Wo Politiker kandidieren – und wo sie in Wahrheit leben
Wo Strache wohnt, ist für seine Wien-Kandidatur entscheidend. Bei Nationalratswahlen gibt es viele Polit-Pendler – jedoch ganz legal
Soll jemand, der gar nicht in Wien lebt, für die Bundeshauptstadt Politik machen?
Schwer vorstellbar – und in Bezug auf die Wien-Wahl überhaupt verboten. Aktuell plagt sich Ex-FPÖ-Chef HeinzChristian Strache mit der Wohnsitzfrage. Ihm wird ja vorgeworfen, er habe seinen Lebensmittelpunkt gar nicht in Wien (obwohl er hier geboren ist), sondern in seinem Haus in Klosterneuburg.
Bei der Nationalratswahl spielt es im Gegensatz dazu keine Rolle, wo man gemeldet ist. Und das, obwohl es Regional- und Landesmandate
gibt, für die sich ein Volksvertreter bewerben kann.
Heißt: Zwischen dem Ort, den ein Volksvertreter im Parlament repräsentiert, und dem Ort, an dem er lebt, einkaufen geht und Freunde trifft, dürfen auch große Distanzen liegen.
Das trifft auf einige Kandidaten der Nationalratswahl 2019 auch zu. Der KURIER hat einige Polit-Pendler herausgesucht:
Im Hause Strache ist Heinz-Christian nicht der Einzige, dessen Eintrag im Melderegister Fragen aufwirft: Seine Ehefrau Philippa Strache hat 2019 für die Wiener Landesliste der FPÖ auf Platz 3 kandidiert. Als Wohnort ist bei ihr jedoch „7100 Neusiedl am See“angegeben. Dort soll sie
mit ihrem früheren Freund gewohnt haben.
Leonore Gewessler, heute grüne Infrastrukturministerin, hat auf Platz 2 der oberösterreichischen Landesliste kandidiert und war Erste im Wahlkreis Linz. Dabei ist Gewessler eine gebürtige Grazerin, die in Wien-Ottakring wohnt. In ihrem Büro erklärt man dazu, sie habe damals als Global-2000-Chefin einen „engen beruflichen Bezug“zu Oberösterreich gehabt.

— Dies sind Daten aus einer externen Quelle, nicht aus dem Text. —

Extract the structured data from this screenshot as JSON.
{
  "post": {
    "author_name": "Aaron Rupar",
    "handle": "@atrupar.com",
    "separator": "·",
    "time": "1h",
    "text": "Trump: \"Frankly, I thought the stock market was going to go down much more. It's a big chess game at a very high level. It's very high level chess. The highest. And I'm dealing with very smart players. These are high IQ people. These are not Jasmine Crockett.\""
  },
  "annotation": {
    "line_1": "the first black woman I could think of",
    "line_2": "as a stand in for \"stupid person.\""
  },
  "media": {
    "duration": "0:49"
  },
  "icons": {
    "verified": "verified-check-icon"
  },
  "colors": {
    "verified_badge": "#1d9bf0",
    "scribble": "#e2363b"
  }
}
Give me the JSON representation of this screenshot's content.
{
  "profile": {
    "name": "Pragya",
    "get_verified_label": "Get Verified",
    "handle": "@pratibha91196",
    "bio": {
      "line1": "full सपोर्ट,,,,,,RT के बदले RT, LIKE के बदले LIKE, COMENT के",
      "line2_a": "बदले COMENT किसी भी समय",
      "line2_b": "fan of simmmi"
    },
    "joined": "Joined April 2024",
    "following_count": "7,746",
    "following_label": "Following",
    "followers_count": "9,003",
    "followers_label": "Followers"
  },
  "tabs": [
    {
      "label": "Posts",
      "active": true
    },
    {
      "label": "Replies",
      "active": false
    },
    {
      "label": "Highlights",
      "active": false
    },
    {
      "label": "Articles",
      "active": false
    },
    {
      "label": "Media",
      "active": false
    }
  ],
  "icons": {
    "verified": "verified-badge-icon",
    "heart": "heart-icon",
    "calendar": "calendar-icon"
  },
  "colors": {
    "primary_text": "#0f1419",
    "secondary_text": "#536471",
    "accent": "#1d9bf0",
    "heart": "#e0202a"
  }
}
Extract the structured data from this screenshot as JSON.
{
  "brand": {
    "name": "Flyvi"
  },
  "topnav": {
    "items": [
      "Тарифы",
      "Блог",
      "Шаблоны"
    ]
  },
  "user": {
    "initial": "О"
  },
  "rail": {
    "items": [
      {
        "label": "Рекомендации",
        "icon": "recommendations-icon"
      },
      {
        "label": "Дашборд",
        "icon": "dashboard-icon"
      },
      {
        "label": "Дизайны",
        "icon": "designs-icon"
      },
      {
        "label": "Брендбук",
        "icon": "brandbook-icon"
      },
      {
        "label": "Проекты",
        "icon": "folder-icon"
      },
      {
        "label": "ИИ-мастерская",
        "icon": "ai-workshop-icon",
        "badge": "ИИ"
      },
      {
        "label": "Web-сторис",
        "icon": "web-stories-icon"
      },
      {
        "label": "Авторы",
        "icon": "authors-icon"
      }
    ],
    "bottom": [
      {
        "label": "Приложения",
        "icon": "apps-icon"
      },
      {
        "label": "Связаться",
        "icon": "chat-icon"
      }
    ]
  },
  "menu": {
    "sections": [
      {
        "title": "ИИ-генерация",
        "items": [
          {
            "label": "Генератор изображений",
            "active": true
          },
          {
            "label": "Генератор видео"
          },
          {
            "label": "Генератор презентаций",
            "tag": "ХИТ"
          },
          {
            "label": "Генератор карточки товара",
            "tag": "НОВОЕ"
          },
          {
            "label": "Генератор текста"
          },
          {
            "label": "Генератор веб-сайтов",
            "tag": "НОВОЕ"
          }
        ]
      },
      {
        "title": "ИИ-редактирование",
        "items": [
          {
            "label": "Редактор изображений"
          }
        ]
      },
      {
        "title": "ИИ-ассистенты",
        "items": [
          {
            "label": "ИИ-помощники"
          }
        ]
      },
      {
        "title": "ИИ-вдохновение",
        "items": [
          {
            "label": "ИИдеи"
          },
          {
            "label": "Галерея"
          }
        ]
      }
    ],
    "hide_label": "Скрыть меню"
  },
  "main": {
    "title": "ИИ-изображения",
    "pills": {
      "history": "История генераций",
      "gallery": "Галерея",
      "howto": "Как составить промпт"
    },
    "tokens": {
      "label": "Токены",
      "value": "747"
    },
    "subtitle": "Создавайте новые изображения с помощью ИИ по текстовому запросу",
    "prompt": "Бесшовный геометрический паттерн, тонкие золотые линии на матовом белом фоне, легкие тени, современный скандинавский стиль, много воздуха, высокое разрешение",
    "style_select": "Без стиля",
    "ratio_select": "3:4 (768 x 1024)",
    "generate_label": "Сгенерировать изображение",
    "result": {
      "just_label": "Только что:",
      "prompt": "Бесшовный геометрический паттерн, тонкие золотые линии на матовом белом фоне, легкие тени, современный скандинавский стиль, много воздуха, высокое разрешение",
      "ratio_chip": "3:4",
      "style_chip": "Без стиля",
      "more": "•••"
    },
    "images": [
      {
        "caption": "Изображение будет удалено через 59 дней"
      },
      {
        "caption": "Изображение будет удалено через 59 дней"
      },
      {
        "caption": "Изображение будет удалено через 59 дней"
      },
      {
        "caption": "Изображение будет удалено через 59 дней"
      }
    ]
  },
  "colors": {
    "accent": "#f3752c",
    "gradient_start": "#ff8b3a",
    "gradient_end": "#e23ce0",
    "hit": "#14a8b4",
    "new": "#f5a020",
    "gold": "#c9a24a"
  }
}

Karl Mahrer, Ex-PolizeiVizepräsident, kandidierte 2019 auf Platz 3 der Wiener ÖVP-Landesliste, wohnte damals aber in Perchtoldsdorf, Niederösterreich. Mahrer kandidiert nun bei der WienWahl und ist mittlerweile nach Wien gezogen. Es geht auch umgekehrt – mit Wienern, die auf der niederösterreichischen Landesliste kandidieren: Sonja Hammerschmid, SPÖ, stand auf NÖListenplatz 2, sie wohnt aber in 1230, Wien-Liesing. Apropos Wien-Liesing:
Doris Bures, Zweite Nationalratspräsidentin (SPÖ), ist dort seit mehr als zehn Jahren Bezirksparteiobfrau und hat für den Regionalwahlkreis Süd-West auf Platz 1 kandidiert. Wohnhaft ist sie in der Josefstadt, 1080 Wien.
Bei der Liste Jetzt waren mehrere Kandidaten bunt auf die Landeslisten verstreut. Bei den Neos gibt es auch ein paar Ausreißer. Bei beiden sind es aber keine prominenten Namen.
Und der Spitzenkandidat der Bier-Partei, die 2019 nur in Wien am Wahlzettel stand,
Dominik Wlazny, ist eigentlich in 2020 Hollabrunn wohnhaft.
Erlaubt ist das alles. Was aber nicht geht: „Man darf seinen wahren Wohnort nicht am Wähler vorbeischmuggeln“, sagt Robert Stein, für Wahlen zuständiger Abteilungsleiter im Innenministerium. Bei jedem Kandidaten muss auf der Wahlliste die Postleitzahl ersichtlich sein. Diese wird vorab auch kontrolliert. Eine falsche Angabe wäre ein Meldevergehen und wird mit Geldstrafe geahndet.
Eine Geldstrafe dürfte für Strache eine geringe Sorge sein. In Wien hängt vom Wohnort die Kandidatur ab.